James 4:1-3: “1What causes fights and quarrels among you? Don’t they come from your desires that battle within you? 2 You desire but do not have, so you kill. You covet but you cannot get what you want, so you quarrel and fight. You do not have because you do not ask God. 3 When you ask, you do not receive, because you ask with wrong motives, that you may spend what you get on your pleasures.”
Over the several past blogs, we have seen James examine the symptoms of spiritual problems, diagnose the disease, and provide the cure. Part of the therapy is prayer. I’d like to go a bit more in-depth into this aspect of the treatment.
There are Five Keys to Powerful Prayer:
1. In accordance with God’s Will: Matthew 26:39-“Going a little farther, he fell with his face to the ground and prayed, “My Father, if it is possible, may this cup be taken from me. Yet not as I will, but as you will.”

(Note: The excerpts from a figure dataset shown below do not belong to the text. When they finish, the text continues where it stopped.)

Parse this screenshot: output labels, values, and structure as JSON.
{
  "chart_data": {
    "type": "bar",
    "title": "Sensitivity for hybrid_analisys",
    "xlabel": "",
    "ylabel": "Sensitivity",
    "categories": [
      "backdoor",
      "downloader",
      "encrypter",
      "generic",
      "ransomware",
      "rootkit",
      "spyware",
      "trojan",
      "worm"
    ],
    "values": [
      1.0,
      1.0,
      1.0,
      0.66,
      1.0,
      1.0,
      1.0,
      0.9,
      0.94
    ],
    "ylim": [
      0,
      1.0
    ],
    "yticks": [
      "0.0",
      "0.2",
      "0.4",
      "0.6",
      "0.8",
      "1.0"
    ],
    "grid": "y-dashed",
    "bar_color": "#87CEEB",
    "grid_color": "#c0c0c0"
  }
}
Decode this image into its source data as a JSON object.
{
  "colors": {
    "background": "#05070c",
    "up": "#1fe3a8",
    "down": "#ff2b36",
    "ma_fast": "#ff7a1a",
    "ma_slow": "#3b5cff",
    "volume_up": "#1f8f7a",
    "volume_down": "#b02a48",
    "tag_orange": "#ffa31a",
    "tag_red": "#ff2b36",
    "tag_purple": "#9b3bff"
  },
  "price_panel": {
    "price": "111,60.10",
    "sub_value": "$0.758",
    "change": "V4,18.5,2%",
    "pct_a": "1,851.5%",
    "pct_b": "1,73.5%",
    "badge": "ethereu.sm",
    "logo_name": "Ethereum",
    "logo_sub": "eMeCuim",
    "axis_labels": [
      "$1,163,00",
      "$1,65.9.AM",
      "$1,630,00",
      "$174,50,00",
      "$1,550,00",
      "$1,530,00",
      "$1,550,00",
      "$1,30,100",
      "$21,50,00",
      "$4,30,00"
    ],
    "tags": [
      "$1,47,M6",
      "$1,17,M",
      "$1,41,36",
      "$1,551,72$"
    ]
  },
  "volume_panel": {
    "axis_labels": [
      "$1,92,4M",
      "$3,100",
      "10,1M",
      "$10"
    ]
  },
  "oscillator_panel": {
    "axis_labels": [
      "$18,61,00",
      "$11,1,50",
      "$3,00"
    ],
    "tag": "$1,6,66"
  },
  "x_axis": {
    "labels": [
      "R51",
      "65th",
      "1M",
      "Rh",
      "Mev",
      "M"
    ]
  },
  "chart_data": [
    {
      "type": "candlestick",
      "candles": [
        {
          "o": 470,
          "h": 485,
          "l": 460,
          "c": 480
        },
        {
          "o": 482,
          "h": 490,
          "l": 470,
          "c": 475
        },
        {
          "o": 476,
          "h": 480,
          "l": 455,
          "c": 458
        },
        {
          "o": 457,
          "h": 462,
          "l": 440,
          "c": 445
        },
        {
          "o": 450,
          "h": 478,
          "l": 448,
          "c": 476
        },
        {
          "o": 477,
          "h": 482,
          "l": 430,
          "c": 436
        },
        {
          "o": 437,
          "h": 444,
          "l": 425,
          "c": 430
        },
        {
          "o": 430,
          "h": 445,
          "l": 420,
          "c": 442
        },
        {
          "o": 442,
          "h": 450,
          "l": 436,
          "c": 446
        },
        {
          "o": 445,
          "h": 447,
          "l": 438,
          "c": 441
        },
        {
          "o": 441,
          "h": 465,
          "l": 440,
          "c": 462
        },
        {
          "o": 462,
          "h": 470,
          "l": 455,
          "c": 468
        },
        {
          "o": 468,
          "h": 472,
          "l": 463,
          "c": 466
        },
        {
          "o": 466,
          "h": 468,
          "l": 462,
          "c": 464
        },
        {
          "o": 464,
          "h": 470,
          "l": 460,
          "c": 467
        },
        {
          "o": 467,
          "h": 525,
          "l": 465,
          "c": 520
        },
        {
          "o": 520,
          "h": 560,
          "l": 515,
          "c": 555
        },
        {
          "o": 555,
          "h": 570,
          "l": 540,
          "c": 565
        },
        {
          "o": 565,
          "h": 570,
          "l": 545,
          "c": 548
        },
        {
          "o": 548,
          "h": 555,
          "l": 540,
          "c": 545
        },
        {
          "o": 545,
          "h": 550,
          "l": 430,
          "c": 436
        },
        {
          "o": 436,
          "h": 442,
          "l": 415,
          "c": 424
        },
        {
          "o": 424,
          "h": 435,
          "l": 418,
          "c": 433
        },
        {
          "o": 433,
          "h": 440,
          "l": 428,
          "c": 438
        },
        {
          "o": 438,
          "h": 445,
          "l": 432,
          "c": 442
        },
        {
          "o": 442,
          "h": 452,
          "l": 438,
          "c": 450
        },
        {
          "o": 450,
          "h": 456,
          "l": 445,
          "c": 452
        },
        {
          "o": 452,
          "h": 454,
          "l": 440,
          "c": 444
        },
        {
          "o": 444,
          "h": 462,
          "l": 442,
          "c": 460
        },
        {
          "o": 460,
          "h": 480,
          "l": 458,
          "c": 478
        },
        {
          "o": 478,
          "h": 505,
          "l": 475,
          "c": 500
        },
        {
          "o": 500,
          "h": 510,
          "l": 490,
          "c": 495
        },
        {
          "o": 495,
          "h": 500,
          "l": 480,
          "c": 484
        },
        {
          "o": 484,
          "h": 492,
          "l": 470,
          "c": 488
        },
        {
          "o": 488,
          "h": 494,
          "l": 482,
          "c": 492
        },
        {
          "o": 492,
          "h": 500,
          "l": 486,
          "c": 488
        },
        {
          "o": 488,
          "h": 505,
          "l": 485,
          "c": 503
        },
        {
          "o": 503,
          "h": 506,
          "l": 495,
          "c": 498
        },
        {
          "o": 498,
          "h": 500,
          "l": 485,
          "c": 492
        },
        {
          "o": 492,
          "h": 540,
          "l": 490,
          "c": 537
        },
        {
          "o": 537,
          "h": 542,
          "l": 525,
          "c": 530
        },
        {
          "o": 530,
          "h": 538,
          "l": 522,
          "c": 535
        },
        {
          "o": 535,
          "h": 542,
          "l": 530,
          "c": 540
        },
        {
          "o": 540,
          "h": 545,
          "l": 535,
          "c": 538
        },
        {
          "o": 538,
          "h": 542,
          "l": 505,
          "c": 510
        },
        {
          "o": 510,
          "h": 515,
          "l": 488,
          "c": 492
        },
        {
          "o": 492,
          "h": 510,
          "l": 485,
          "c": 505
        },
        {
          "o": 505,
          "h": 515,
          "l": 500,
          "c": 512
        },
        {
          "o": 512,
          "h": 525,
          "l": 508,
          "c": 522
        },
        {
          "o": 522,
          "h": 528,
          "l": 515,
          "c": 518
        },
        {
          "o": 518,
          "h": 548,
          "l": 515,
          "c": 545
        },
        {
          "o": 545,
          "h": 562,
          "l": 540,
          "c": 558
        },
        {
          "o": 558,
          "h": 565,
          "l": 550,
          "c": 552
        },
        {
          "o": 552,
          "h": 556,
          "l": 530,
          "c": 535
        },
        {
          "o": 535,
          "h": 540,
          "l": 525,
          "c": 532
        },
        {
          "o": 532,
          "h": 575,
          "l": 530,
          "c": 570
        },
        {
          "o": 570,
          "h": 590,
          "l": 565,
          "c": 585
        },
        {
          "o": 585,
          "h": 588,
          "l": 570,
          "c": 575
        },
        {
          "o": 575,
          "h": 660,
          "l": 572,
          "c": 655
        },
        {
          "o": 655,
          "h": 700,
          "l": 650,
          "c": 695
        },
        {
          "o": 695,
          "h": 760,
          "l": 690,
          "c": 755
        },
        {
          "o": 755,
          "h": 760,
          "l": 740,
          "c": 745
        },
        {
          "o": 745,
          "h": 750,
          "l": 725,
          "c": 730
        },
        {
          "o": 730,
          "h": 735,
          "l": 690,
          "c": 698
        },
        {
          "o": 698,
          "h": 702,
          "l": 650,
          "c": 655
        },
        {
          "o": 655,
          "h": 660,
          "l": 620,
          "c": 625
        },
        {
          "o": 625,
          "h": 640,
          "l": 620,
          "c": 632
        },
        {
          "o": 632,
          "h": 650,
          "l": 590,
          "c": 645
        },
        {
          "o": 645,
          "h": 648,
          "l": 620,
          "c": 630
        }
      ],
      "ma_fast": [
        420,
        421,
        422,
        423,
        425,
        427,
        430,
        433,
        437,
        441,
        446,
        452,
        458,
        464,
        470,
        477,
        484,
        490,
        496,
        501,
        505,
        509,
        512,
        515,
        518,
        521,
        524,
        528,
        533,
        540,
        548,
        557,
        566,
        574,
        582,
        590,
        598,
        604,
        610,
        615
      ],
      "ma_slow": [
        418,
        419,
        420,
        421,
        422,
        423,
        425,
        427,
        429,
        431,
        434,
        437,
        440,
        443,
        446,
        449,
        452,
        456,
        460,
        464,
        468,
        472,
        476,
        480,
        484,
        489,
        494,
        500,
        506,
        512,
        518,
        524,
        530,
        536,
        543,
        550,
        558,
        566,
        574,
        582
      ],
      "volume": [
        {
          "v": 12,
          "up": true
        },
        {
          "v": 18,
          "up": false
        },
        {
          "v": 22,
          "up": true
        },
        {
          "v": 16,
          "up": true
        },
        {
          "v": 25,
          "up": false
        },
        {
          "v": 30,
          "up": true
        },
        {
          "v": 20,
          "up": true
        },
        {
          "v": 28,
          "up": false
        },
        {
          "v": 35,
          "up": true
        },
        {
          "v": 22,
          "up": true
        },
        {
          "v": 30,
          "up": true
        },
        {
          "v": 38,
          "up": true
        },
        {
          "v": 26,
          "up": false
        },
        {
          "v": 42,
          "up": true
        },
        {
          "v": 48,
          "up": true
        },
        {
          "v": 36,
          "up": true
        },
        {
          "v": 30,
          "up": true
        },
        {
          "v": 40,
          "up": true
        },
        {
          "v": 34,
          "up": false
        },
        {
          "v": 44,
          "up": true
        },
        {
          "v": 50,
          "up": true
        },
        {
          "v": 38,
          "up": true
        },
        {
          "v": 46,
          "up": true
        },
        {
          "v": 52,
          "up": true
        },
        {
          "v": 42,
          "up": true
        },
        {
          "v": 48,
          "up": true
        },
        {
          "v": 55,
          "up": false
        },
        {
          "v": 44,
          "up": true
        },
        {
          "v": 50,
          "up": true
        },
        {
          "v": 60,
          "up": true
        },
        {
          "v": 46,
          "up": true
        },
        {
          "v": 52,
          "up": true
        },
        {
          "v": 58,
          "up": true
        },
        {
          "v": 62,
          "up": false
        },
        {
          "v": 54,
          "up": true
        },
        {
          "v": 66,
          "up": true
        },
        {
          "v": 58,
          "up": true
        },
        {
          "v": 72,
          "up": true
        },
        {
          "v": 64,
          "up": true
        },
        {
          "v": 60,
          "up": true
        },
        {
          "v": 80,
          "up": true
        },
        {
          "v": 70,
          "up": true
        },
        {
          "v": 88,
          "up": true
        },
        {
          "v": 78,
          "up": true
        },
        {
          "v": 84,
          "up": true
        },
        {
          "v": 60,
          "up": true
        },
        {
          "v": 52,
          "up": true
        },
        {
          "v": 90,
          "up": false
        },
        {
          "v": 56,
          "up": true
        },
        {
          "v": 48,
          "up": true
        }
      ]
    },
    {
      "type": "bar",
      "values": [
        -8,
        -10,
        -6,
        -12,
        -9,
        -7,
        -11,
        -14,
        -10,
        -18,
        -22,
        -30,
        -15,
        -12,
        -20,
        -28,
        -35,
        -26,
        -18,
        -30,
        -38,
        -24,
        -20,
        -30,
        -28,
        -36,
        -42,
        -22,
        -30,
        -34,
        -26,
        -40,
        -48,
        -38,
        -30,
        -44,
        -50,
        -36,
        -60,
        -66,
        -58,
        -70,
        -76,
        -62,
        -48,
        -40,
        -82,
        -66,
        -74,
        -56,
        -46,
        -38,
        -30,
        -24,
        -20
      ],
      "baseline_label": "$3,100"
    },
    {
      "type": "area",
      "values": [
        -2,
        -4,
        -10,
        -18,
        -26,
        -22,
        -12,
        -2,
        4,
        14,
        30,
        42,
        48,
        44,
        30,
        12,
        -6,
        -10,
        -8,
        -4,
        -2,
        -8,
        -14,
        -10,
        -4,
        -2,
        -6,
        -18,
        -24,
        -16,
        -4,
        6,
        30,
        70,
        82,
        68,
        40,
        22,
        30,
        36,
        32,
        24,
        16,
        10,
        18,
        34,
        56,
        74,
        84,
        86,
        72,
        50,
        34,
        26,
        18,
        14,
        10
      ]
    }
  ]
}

1 John 5:14: “This is the confidence we have in approaching God: that if we ask anything according to his will, he hears us.” For example, I have heard married men and women pray, “Lord, let me out of this marriage.” NO! That is not a prayer that is in line with God’s will. Instead, we should pray, “Lord, change me, so I’m the right kind of mate.” Now He’ll start talking with you.
2. Offered in faith: Matthew 21:22-“If you believe, you will receive whatever you ask for in prayer.” Do you believe? This isn’t looking at God as a magic genie or Santa Claus. This is genuine faith where you consider who God is, what God has done, and what God is capable of. If you are praying for God’s perfect will, you can have faith that He will answer that prayer.
3. From a pure heart: Psalm 66:18: “If I had cherished sin in my heart, the Lord would not have listened;” -Hearts are purified through Christ. It is tough for me to hear non-Christians say, “I’ll be praying for you” or “Our thoughts are with you…” These phrases are meaningless without God behind them.
4. In the name of Jesus Christ: John 14:13-14-“And I will do whatever you ask in my name, so that the Father may be glorified in the Son. You may ask me for anything in my name, and I will do it.” There is no other name more powerful than that of our Lord Jesus Christ.
5. Ask the question: What glory is God going to get from answering this prayer? If the answer to the prayer only brings you glory, that isn’t a powerful prayer. It is a selfish prayer.
The root cause of every conflict in the church, our marriage, our country, the world, is SIN. It is worldliness. It is sensuality. Even those of us who have been redeemed by Christ still live in a fallen world with temptations all around us. In the next blog series, we are going to see how the encouragement that James gives about pursuing a friendship with God fits into this idea of prayer and living a life that brings glory to God.
Here are some action steps for this week:
1. Go to God in prayer first.
When we experience conflict, often we spend 3 hours fuming and only 30 seconds praying. No! This should not be. It should be the other way around. God is a heavenly Father that delights in hearing from His kids. We need to ask God for wisdom in dealing with conflict. How much of it is our fault? What can we do to help the situation?
2. Receive the diagnosis.
Don’t be afraid to cry out to God for help. A lot of men have trouble asking for support for the simplest things: directions. But what about when eternity is at stake. Look at Romans 7:23, “but I see another law at work in me, waging war against the law of my mind and making me a prisoner of the law of sin at work within me.” The next two verses are key: “What a wretched man I am! Who will rescue me from this body that is subject to death? Thanks be to God, who delivers me through Jesus Christ, our Lord!” A diagnosis of a problem is only useful if it is received. You don’t get a diagnosis and then ignore it and hope it goes away.
3. Pursue reconciliation at all costs.
We learn 2 Corinthians 5:16-21 how we can be reconciled to God first through Christ’s forgiveness. As Hebrews says, there can be no forgiveness without the shedding of blood. Then we are to pursue reconciliation with others. Romans 12:18 teaches, “If it is possible, as far as it depends on you, live at peace with everyone.”
There you have it. The spiritual problem is sin with a variety of symptoms. The cure is Christ. The on-going treatment is prayer.
Some questions to consider:
-What are the missing keys in your prayer life that are sapping you of power?
-What are you dwelling on that you need to give to God through fervent prayer?
-Do your prayers seek the glory of God or the fulfillment of your earthly wishes?